The world-shattering products that
Americans use in daily life began with a few men and women working on them. “Then
the power of the idea, the beauty of the product sells itself,” he said. “And
that’s what we envision here. There are great products that we can get DDS to
work on. The power of the skills they bring in will help change the culture and
have a direct impact on some of the knottiest problems that we have.”
Almost everything the department does now
is embedded with information technology, from digitizing and sharing health
records to forming databases for documenting sexual assault.
How these teams approach problems will
rub off on DoD employees, Carson said. “There are alternative ways to think
about problems, there are alternative ways to go about procurement. They will
bring in the best practices that they see every day [and] that they take for
granted at their companies,” he said.
An example is at Google and Facebook. On
their first day, new employees are expected to write code and apply it to
products. In DoD, that might not happen for a year. “They are doing things in
smaller batches, iteratively, if it fails they recalibrate,” he said. “It’s
just a different way to do business -- a better way to do business, I think.”
Coming
Initiatives
The blended military retirement system kicks
in Jan. 1, 2018. Those on duty before then will continue to be covered by the
current retirement system.
“I think the force will find this to be a
great benefit to them and it’s a change all for the better,” Carson said.
“While those currently serving will not be affected by the current retirement
changes, ... if you served less than 12 years, you will have the opportunity to
change over into the blended retirement system, [but] no one will be compelled
to do so.”
Another initiative is the entrepreneur-in-residence
program. This is a pilot program that will embed entrepreneurs inside DoD to
examine some chronic problems within the department, Carson said. “I expect
they will be working at the intersection of defense policy and business,” he
said. “I really envision it that we bring people in who are very creative, who
are extraordinarily energetic. And we say, ‘We’re setting you loose. Go find
interesting projects you think you might add value to.’ We want people who are
divergent thinkers, who can energize the building.”
The Force of the Future will expand the
career intermission program. This program allows personnel to take sabbaticals
from the military to raise a family, get a new degree or explore other career
opportunities. “I don’t envision there will ever be a world where a large
portion of the force will take a sabbatical, but I do think you will see some
of the most important people who will rise over time to the senior leadership
of the services will take sabbaticals,” he said.
Participants would transfer to the
individual ready reserve and wouldn’t count against active-duty end strength.

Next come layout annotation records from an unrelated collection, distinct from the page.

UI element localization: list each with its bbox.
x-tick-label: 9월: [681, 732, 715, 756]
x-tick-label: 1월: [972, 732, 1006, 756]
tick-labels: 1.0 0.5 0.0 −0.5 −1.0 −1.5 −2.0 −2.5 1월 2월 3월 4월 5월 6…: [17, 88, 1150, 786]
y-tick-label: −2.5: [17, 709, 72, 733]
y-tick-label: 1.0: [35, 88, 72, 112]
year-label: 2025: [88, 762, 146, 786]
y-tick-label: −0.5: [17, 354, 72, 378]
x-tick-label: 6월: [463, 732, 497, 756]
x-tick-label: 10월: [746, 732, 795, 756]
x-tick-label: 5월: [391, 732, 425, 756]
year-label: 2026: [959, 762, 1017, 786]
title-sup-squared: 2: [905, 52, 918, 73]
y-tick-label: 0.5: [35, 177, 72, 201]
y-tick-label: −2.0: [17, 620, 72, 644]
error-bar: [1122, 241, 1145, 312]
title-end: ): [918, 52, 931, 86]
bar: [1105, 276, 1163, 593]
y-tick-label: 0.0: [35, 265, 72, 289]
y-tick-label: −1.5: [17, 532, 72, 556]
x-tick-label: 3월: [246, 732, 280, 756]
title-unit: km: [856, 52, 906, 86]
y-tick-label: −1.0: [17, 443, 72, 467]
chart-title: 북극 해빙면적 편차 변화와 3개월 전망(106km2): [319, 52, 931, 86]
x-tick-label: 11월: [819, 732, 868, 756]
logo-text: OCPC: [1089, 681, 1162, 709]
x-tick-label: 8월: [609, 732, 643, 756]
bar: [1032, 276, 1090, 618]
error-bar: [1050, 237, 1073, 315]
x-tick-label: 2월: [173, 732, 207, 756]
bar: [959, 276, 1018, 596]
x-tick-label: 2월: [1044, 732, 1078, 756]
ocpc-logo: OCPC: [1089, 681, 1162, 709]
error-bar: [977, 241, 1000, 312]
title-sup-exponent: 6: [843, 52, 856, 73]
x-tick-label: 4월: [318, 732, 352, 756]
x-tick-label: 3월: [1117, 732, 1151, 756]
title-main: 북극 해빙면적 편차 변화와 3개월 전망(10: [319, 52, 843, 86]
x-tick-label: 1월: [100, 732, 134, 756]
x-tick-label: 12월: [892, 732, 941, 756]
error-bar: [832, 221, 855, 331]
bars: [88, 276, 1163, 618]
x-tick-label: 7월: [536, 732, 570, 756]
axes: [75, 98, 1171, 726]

They would still be covered under TRICARE, and they would shift year group so
promotion potential is not thwarted, he said. Carson added that he would like
to see the services experiment with eliminating the “pay back” obligation under
the program.
Shifting
Between Active-Duty, Reserve Service
The Force of the Future also wants to
make it easier for the services and service members to shift back and forth
seamlessly between the active-duty force and the reserve components and vice
versa. “Right now, it’s a very hard thing to do,” he said. “We’d like to make
it a world where any service can say, ‘Hey, there are people in the RC that we
need to bring them back into the AC.’”
The department wants a two-way street between
the private sector and the department. “It’s not a world where you have to come
to DoD and spend the next 40 years -- if you want to do that you can,” Carson
said. “But you can come in for a year or two and make a big impact, and then go
back to the private sector. And then maybe come back again in five or 10 years.
That’s the kind of permeability that benefits both the private sector and DoD.”